O governo exigiu que o Congresso Nacional processasse o deputado, mas isto não foi feito.

A reação do Governo Militar então foi violenta: decretou o Ato Institucional n. 5, que permitiu ainda mais cassações de mandatos, fechou o Congresso Nacional por tempo indeterminado e levou para a cadeia dezenas de pessoas.

Muitos deputados quiseram que o presidente da Câmara, José Bonifácio de Andrada, a convocasse para tomar uma posição. Ao ser procurado por um grupo do MDB, José Bonifácio, que era da ARENA, respondeu seco:

- Uma bravata inútil.

- A Câmara, que se reúne a propósito de tudo, não pode omitir-se diante do que está ocorrendo, respondeu-lhe o deputado Martins Rodrigues, do MDB.

- Já não existe Câmara, reagiu irritado José Bonifácio.
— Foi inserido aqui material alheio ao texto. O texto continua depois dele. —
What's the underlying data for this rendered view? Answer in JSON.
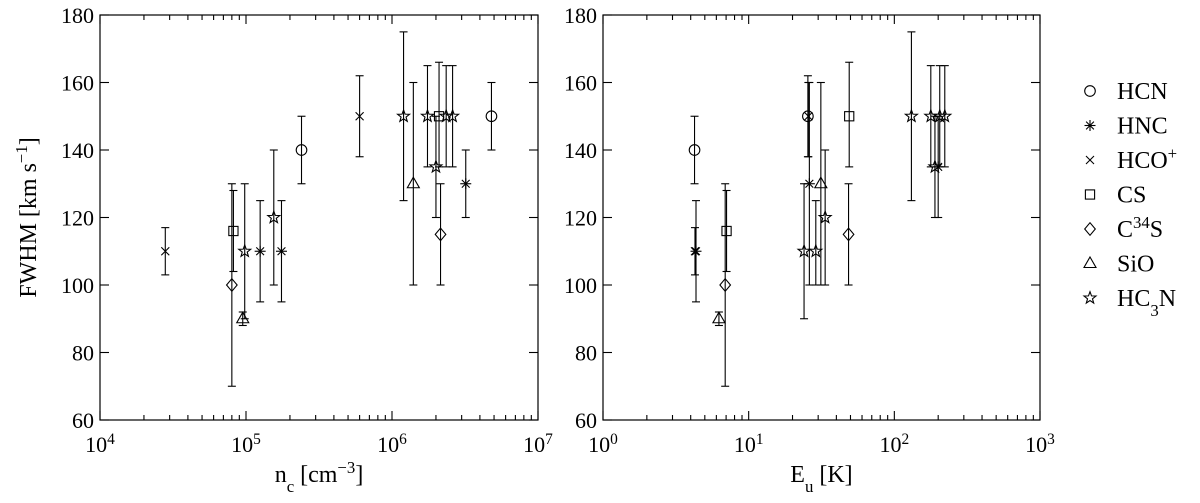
{
  "chart_data": [
    {
      "type": "scatter",
      "xscale": "log",
      "xlim": [
        10000,
        10000000
      ],
      "ylim": [
        60,
        180
      ],
      "x_ticks": [
        10000,
        100000,
        1000000,
        10000000
      ],
      "y_ticks": [
        60,
        80,
        100,
        120,
        140,
        160,
        180
      ],
      "x_tick_labels": [
        {
          "base": "10",
          "exp": "4"
        },
        {
          "base": "10",
          "exp": "5"
        },
        {
          "base": "10",
          "exp": "6"
        },
        {
          "base": "10",
          "exp": "7"
        }
      ],
      "y_tick_labels": [
        "60",
        "80",
        "100",
        "120",
        "140",
        "160",
        "180"
      ],
      "xlabel": {
        "pre": "n",
        "sub": "c",
        "mid": " [cm",
        "sup": "−3",
        "post": "]"
      },
      "ylabel": {
        "pre": "FWHM [km s",
        "sup": "−1",
        "post": "]"
      },
      "series": [
        {
          "name": "HCN",
          "marker": "circle",
          "points": [
            {
              "x": 240000,
              "y": 140,
              "lo": 130,
              "hi": 150
            },
            {
              "x": 4800000,
              "y": 150,
              "lo": 140,
              "hi": 160
            }
          ]
        },
        {
          "name": "HNC",
          "marker": "asterisk",
          "points": [
            {
              "x": 125000,
              "y": 110,
              "lo": 95,
              "hi": 125
            },
            {
              "x": 175000,
              "y": 110,
              "lo": 95,
              "hi": 125
            },
            {
              "x": 3200000,
              "y": 130,
              "lo": 120,
              "hi": 140
            }
          ]
        },
        {
          "name": "HCO+",
          "marker": "cross",
          "points": [
            {
              "x": 28000,
              "y": 110,
              "lo": 103,
              "hi": 117
            },
            {
              "x": 600000,
              "y": 150,
              "lo": 138,
              "hi": 162
            }
          ]
        },
        {
          "name": "CS",
          "marker": "square",
          "points": [
            {
              "x": 82000,
              "y": 116,
              "lo": 104,
              "hi": 128
            },
            {
              "x": 2100000,
              "y": 150,
              "lo": 135,
              "hi": 166
            }
          ]
        },
        {
          "name": "C34S",
          "marker": "diamond",
          "points": [
            {
              "x": 80000,
              "y": 100,
              "lo": 70,
              "hi": 130
            },
            {
              "x": 2150000,
              "y": 115,
              "lo": 100,
              "hi": 130
            }
          ]
        },
        {
          "name": "SiO",
          "marker": "triangle",
          "points": [
            {
              "x": 95000,
              "y": 90,
              "lo": 88,
              "hi": 92
            },
            {
              "x": 1400000,
              "y": 130,
              "lo": 100,
              "hi": 160
            }
          ]
        },
        {
          "name": "HC3N",
          "marker": "star",
          "points": [
            {
              "x": 98000,
              "y": 110,
              "lo": 90,
              "hi": 130
            },
            {
              "x": 155000,
              "y": 120,
              "lo": 100,
              "hi": 140
            },
            {
              "x": 1200000,
              "y": 150,
              "lo": 125,
              "hi": 175
            },
            {
              "x": 1750000,
              "y": 150,
              "lo": 135,
              "hi": 165
            },
            {
              "x": 2000000,
              "y": 135,
              "lo": 120,
              "hi": 150
            },
            {
              "x": 2350000,
              "y": 150,
              "lo": 135,
              "hi": 165
            },
            {
              "x": 2600000,
              "y": 150,
              "lo": 135,
              "hi": 165
            }
          ]
        }
      ]
    },
    {
      "type": "scatter",
      "xscale": "log",
      "xlim": [
        1,
        1000
      ],
      "ylim": [
        60,
        180
      ],
      "x_ticks": [
        1,
        10,
        100,
        1000
      ],
      "y_ticks": [
        60,
        80,
        100,
        120,
        140,
        160,
        180
      ],
      "x_tick_labels": [
        {
          "base": "10",
          "exp": "0"
        },
        {
          "base": "10",
          "exp": "1"
        },
        {
          "base": "10",
          "exp": "2"
        },
        {
          "base": "10",
          "exp": "3"
        }
      ],
      "y_tick_labels": [
        "60",
        "80",
        "100",
        "120",
        "140",
        "160",
        "180"
      ],
      "xlabel": {
        "pre": "E",
        "sub": "u",
        "mid": " [K]",
        "sup": "",
        "post": ""
      },
      "series": [
        {
          "name": "HCN",
          "marker": "circle",
          "points": [
            {
              "x": 4.25,
              "y": 140,
              "lo": 130,
              "hi": 150
            },
            {
              "x": 25.5,
              "y": 150,
              "lo": 138,
              "hi": 162
            }
          ]
        },
        {
          "name": "HNC",
          "marker": "asterisk",
          "points": [
            {
              "x": 4.35,
              "y": 110,
              "lo": 95,
              "hi": 125
            },
            {
              "x": 26.1,
              "y": 130,
              "lo": 100,
              "hi": 160
            },
            {
              "x": 200,
              "y": 135,
              "lo": 120,
              "hi": 150
            }
          ]
        },
        {
          "name": "HCO+",
          "marker": "cross",
          "points": [
            {
              "x": 4.28,
              "y": 110,
              "lo": 103,
              "hi": 117
            },
            {
              "x": 25.7,
              "y": 150,
              "lo": 138,
              "hi": 160
            }
          ]
        },
        {
          "name": "CS",
          "marker": "square",
          "points": [
            {
              "x": 7.05,
              "y": 116,
              "lo": 104,
              "hi": 128
            },
            {
              "x": 49,
              "y": 150,
              "lo": 135,
              "hi": 166
            }
          ]
        },
        {
          "name": "C34S",
          "marker": "diamond",
          "points": [
            {
              "x": 6.9,
              "y": 100,
              "lo": 70,
              "hi": 130
            },
            {
              "x": 48.5,
              "y": 115,
              "lo": 100,
              "hi": 130
            }
          ]
        },
        {
          "name": "SiO",
          "marker": "triangle",
          "points": [
            {
              "x": 6.25,
              "y": 90,
              "lo": 88,
              "hi": 92
            },
            {
              "x": 31.3,
              "y": 130,
              "lo": 100,
              "hi": 160
            }
          ]
        },
        {
          "name": "HC3N",
          "marker": "star",
          "points": [
            {
              "x": 24,
              "y": 110,
              "lo": 90,
              "hi": 130
            },
            {
              "x": 28.9,
              "y": 110,
              "lo": 100,
              "hi": 125
            },
            {
              "x": 33.5,
              "y": 120,
              "lo": 100,
              "hi": 140
            },
            {
              "x": 131,
              "y": 150,
              "lo": 125,
              "hi": 175
            },
            {
              "x": 178,
              "y": 150,
              "lo": 135,
              "hi": 165
            },
            {
              "x": 190,
              "y": 135,
              "lo": 120,
              "hi": 150
            },
            {
              "x": 205,
              "y": 150,
              "lo": 135,
              "hi": 165
            },
            {
              "x": 222,
              "y": 150,
              "lo": 135,
              "hi": 165
            }
          ]
        }
      ]
    }
  ],
  "legend": {
    "placement": "right",
    "entries": [
      {
        "marker": "circle",
        "pre": "HCN",
        "sup": "",
        "sub": "",
        "post": ""
      },
      {
        "marker": "asterisk",
        "pre": "HNC",
        "sup": "",
        "sub": "",
        "post": ""
      },
      {
        "marker": "cross",
        "pre": "HCO",
        "sup": "+",
        "sub": "",
        "post": ""
      },
      {
        "marker": "square",
        "pre": "CS",
        "sup": "",
        "sub": "",
        "post": ""
      },
      {
        "marker": "diamond",
        "pre": "C",
        "sup": "34",
        "sub": "",
        "post": "S"
      },
      {
        "marker": "triangle",
        "pre": "SiO",
        "sup": "",
        "sub": "",
        "post": ""
      },
      {
        "marker": "star",
        "pre": "HC",
        "sup": "",
        "sub": "3",
        "post": "N"
      }
    ]
  }
}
Hoje, aqui, não passamos de um ajuntamento.

Revoltado com o conformismo de José Bonifácio - um descendente do "Patriarca da Independência" -, outro deputado da oposição, Celso Passos, replicou:

- Seja menos Zezinho e mais Andrada, senhor presidente!
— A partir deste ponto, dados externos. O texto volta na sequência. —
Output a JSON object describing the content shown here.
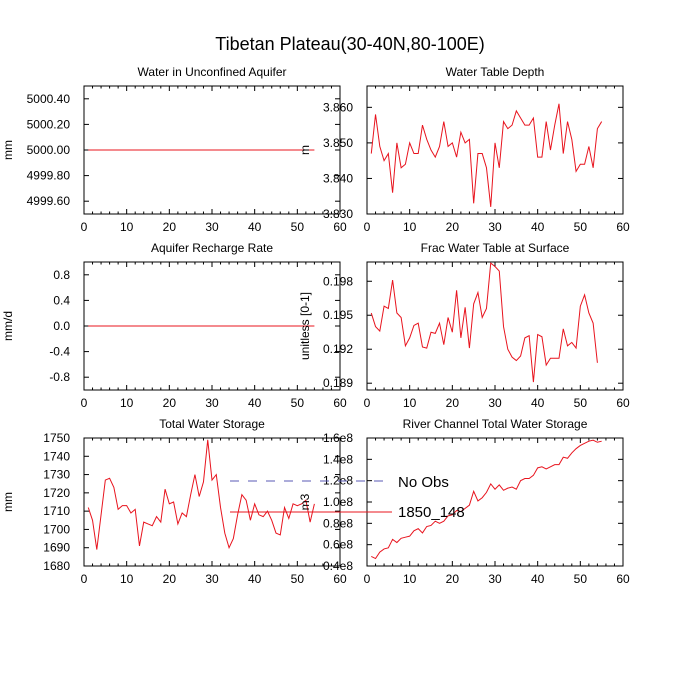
{
  "figure": {
    "title": "Tibetan Plateau(30-40N,80-100E)",
    "legend": [
      {
        "label": "No Obs",
        "color": "#5a5ab4",
        "dash": "dashed"
      },
      {
        "label": "1850_148",
        "color": "#e8141e",
        "dash": "solid"
      }
    ]
  },
  "chart_data": [
    {
      "type": "line",
      "title": "Water in Unconfined Aquifer",
      "xlabel": "",
      "ylabel": "mm",
      "xlim": [
        0,
        60
      ],
      "ylim": [
        4999.5,
        5000.5
      ],
      "xticks": [
        0,
        10,
        20,
        30,
        40,
        50,
        60
      ],
      "yticks": [
        4999.6,
        4999.8,
        5000.0,
        5000.2,
        5000.4
      ],
      "ytick_labels": [
        "4999.60",
        "4999.80",
        "5000.00",
        "5000.20",
        "5000.40"
      ],
      "series": [
        {
          "name": "1850_148",
          "x_start": 1,
          "values": [
            5000,
            5000,
            5000,
            5000,
            5000,
            5000,
            5000,
            5000,
            5000,
            5000,
            5000,
            5000,
            5000,
            5000,
            5000,
            5000,
            5000,
            5000,
            5000,
            5000,
            5000,
            5000,
            5000,
            5000,
            5000,
            5000,
            5000,
            5000,
            5000,
            5000,
            5000,
            5000,
            5000,
            5000,
            5000,
            5000,
            5000,
            5000,
            5000,
            5000,
            5000,
            5000,
            5000,
            5000,
            5000,
            5000,
            5000,
            5000,
            5000,
            5000,
            5000,
            5000,
            5000,
            5000
          ]
        }
      ]
    },
    {
      "type": "line",
      "title": "Water Table Depth",
      "xlabel": "",
      "ylabel": "m",
      "xlim": [
        0,
        60
      ],
      "ylim": [
        3.83,
        3.866
      ],
      "xticks": [
        0,
        10,
        20,
        30,
        40,
        50,
        60
      ],
      "yticks": [
        3.83,
        3.84,
        3.85,
        3.86
      ],
      "ytick_labels": [
        "3.830",
        "3.840",
        "3.850",
        "3.860"
      ],
      "series": [
        {
          "name": "1850_148",
          "x_start": 1,
          "values": [
            3.847,
            3.858,
            3.849,
            3.845,
            3.847,
            3.836,
            3.85,
            3.843,
            3.844,
            3.85,
            3.847,
            3.847,
            3.855,
            3.851,
            3.848,
            3.846,
            3.849,
            3.856,
            3.849,
            3.85,
            3.846,
            3.853,
            3.85,
            3.851,
            3.833,
            3.847,
            3.847,
            3.843,
            3.832,
            3.85,
            3.843,
            3.856,
            3.854,
            3.855,
            3.859,
            3.857,
            3.855,
            3.855,
            3.857,
            3.846,
            3.846,
            3.856,
            3.848,
            3.855,
            3.861,
            3.847,
            3.856,
            3.851,
            3.842,
            3.844,
            3.844,
            3.849,
            3.843,
            3.854,
            3.856
          ]
        }
      ]
    },
    {
      "type": "line",
      "title": "Aquifer Recharge Rate",
      "xlabel": "",
      "ylabel": "mm/d",
      "xlim": [
        0,
        60
      ],
      "ylim": [
        -1.0,
        1.0
      ],
      "xticks": [
        0,
        10,
        20,
        30,
        40,
        50,
        60
      ],
      "yticks": [
        -0.8,
        -0.4,
        0.0,
        0.4,
        0.8
      ],
      "ytick_labels": [
        "-0.8",
        "-0.4",
        "0.0",
        "0.4",
        "0.8"
      ],
      "series": [
        {
          "name": "1850_148",
          "x_start": 1,
          "values": [
            0,
            0,
            0,
            0,
            0,
            0,
            0,
            0,
            0,
            0,
            0,
            0,
            0,
            0,
            0,
            0,
            0,
            0,
            0,
            0,
            0,
            0,
            0,
            0,
            0,
            0,
            0,
            0,
            0,
            0,
            0,
            0,
            0,
            0,
            0,
            0,
            0,
            0,
            0,
            0,
            0,
            0,
            0,
            0,
            0,
            0,
            0,
            0,
            0,
            0,
            0,
            0,
            0,
            0
          ]
        }
      ]
    },
    {
      "type": "line",
      "title": "Frac Water Table at Surface",
      "xlabel": "",
      "ylabel": "unitless [0-1]",
      "xlim": [
        0,
        60
      ],
      "ylim": [
        0.1884,
        0.1997
      ],
      "xticks": [
        0,
        10,
        20,
        30,
        40,
        50,
        60
      ],
      "yticks": [
        0.189,
        0.192,
        0.195,
        0.198
      ],
      "ytick_labels": [
        "0.189",
        "0.192",
        "0.195",
        "0.198"
      ],
      "series": [
        {
          "name": "1850_148",
          "x_start": 1,
          "values": [
            0.1952,
            0.194,
            0.1936,
            0.1958,
            0.1956,
            0.1981,
            0.1952,
            0.1948,
            0.1923,
            0.193,
            0.1941,
            0.1943,
            0.1922,
            0.1921,
            0.1935,
            0.1934,
            0.1943,
            0.1924,
            0.1948,
            0.1935,
            0.1972,
            0.193,
            0.1957,
            0.1921,
            0.196,
            0.197,
            0.1948,
            0.1956,
            0.1996,
            0.1993,
            0.1989,
            0.194,
            0.192,
            0.1913,
            0.191,
            0.1914,
            0.193,
            0.1932,
            0.1891,
            0.1933,
            0.1931,
            0.1906,
            0.1912,
            0.1912,
            0.1912,
            0.1938,
            0.1923,
            0.1926,
            0.1921,
            0.1958,
            0.1968,
            0.1952,
            0.1943,
            0.1908
          ]
        }
      ]
    },
    {
      "type": "line",
      "title": "Total Water Storage",
      "xlabel": "",
      "ylabel": "mm",
      "xlim": [
        0,
        60
      ],
      "ylim": [
        1680,
        1750
      ],
      "xticks": [
        0,
        10,
        20,
        30,
        40,
        50,
        60
      ],
      "yticks": [
        1680,
        1690,
        1700,
        1710,
        1720,
        1730,
        1740,
        1750
      ],
      "ytick_labels": [
        "1680",
        "1690",
        "1700",
        "1710",
        "1720",
        "1730",
        "1740",
        "1750"
      ],
      "series": [
        {
          "name": "1850_148",
          "x_start": 1,
          "values": [
            1712,
            1705,
            1689,
            1708,
            1727,
            1728,
            1723,
            1711,
            1713,
            1713,
            1709,
            1711,
            1691,
            1704,
            1703,
            1702,
            1707,
            1704,
            1722,
            1714,
            1715,
            1703,
            1709,
            1707,
            1719,
            1730,
            1718,
            1726,
            1749,
            1727,
            1730,
            1712,
            1698,
            1690,
            1695,
            1708,
            1719,
            1716,
            1705,
            1714,
            1708,
            1707,
            1710,
            1705,
            1698,
            1697,
            1712,
            1706,
            1714,
            1713,
            1714,
            1716,
            1704,
            1714
          ]
        }
      ]
    },
    {
      "type": "line",
      "title": "River Channel Total Water Storage",
      "xlabel": "",
      "ylabel": "m3",
      "xlim": [
        0,
        60
      ],
      "ylim": [
        40000000.0,
        160000000.0
      ],
      "xticks": [
        0,
        10,
        20,
        30,
        40,
        50,
        60
      ],
      "yticks": [
        40000000.0,
        60000000.0,
        80000000.0,
        100000000.0,
        120000000.0,
        140000000.0,
        160000000.0
      ],
      "ytick_labels": [
        "0.4e8",
        "0.6e8",
        "0.8e8",
        "1.0e8",
        "1.2e8",
        "1.4e8",
        "1.6e8"
      ],
      "series": [
        {
          "name": "1850_148",
          "x_start": 1,
          "values": [
            49000000.0,
            47000000.0,
            53000000.0,
            56000000.0,
            57000000.0,
            65000000.0,
            62000000.0,
            66000000.0,
            67000000.0,
            68000000.0,
            73000000.0,
            75000000.0,
            71000000.0,
            77000000.0,
            78000000.0,
            82000000.0,
            80000000.0,
            82000000.0,
            87000000.0,
            88000000.0,
            92000000.0,
            91000000.0,
            94000000.0,
            97000000.0,
            110000000.0,
            101000000.0,
            104000000.0,
            109000000.0,
            117000000.0,
            112000000.0,
            116000000.0,
            111000000.0,
            113000000.0,
            114000000.0,
            112000000.0,
            120000000.0,
            122000000.0,
            122000000.0,
            125000000.0,
            132000000.0,
            133000000.0,
            131000000.0,
            133000000.0,
            135000000.0,
            135000000.0,
            142000000.0,
            141000000.0,
            146000000.0,
            150000000.0,
            153000000.0,
            155000000.0,
            157000000.0,
            158000000.0,
            156000000.0,
            157000000.0
          ]
        }
      ]
    }
  ]
}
Zezinho retrucou... com uma bravata!

A nova situação política do Brasil provocou reações em muitos setores da sociedade.

- O AI-5 é um golpe dentro do golpe, acusaram deputados da oposição, que viam o movimento de 1964 como um golpe e não uma revolução.

[...]

A reação política mais grave viria dos grupos de esquerda, nos quais havia muitos estudantes universitários. Liderados principalmente por ex-integrantes do Partido Comunista Brasileiro, como Carlos Mariguela e Apolônio de Carvalho, esses grupos decidiram iniciar uma luta armada contra o governo:

- Todas as formas de participação estão bloqueadas. Só de armas na mão a ditadura cai! Só organizando a guerrilha na cidade e no campo conseguiremos atrair os trabalhadores, que são os mais oprimidos!

As Forças Armadas, que já se preparavam para combater esses movimentos, iriam permitir?

A primeira etapa da luta armada contra o governo seria a da organização. Grupos clandestinos começaram a se preparar militarmente, e decidiram iniciar uma luta armada contra o governo: Ação Libertadora Nacional (ALN), a Vanguarda Popular Revolucionária (VPR), o Movimento Revolucionário 8 de Outubro (MR-8) e outros. Como sobreviver e preparar a guerrilha? Era necessário ter fundos, dinheiro. Por isso foram realizados muitos assaltos a bancos.

No início de 1969, um capitão do Exército, Carlos Lamarca, abandonava o seu quartel, em São Paulo, com alguns companheiros, carregando fuzis e metralhadoras. Muitos jovens, alguns deles estudantes secundários ainda, deixavam suas famílias para "fazer a revolução"!

[...]

Iniciava-se uma verdadeira guerra entre as forças militares e os grupos da esquerda armada. Como em toda guerra, muitas pessoas foram vitimadas, mesmo sem ter entrado nos combates. O sonho desses jovens de construir um governo popular e socialista logo daria lugar ao pesadelo das prisões, torturas e mortes.

[...]

Com o correr do tempo, os grupos guerrilheiros seriam derrotados. O sonho logo acabaria para uma geração [...].

ALENCAR, Chico et alli. Brasil vivo: uma nova história da nossa gente - 2. A República.  Petrópolis: Vozes, 1991. p. 210-220.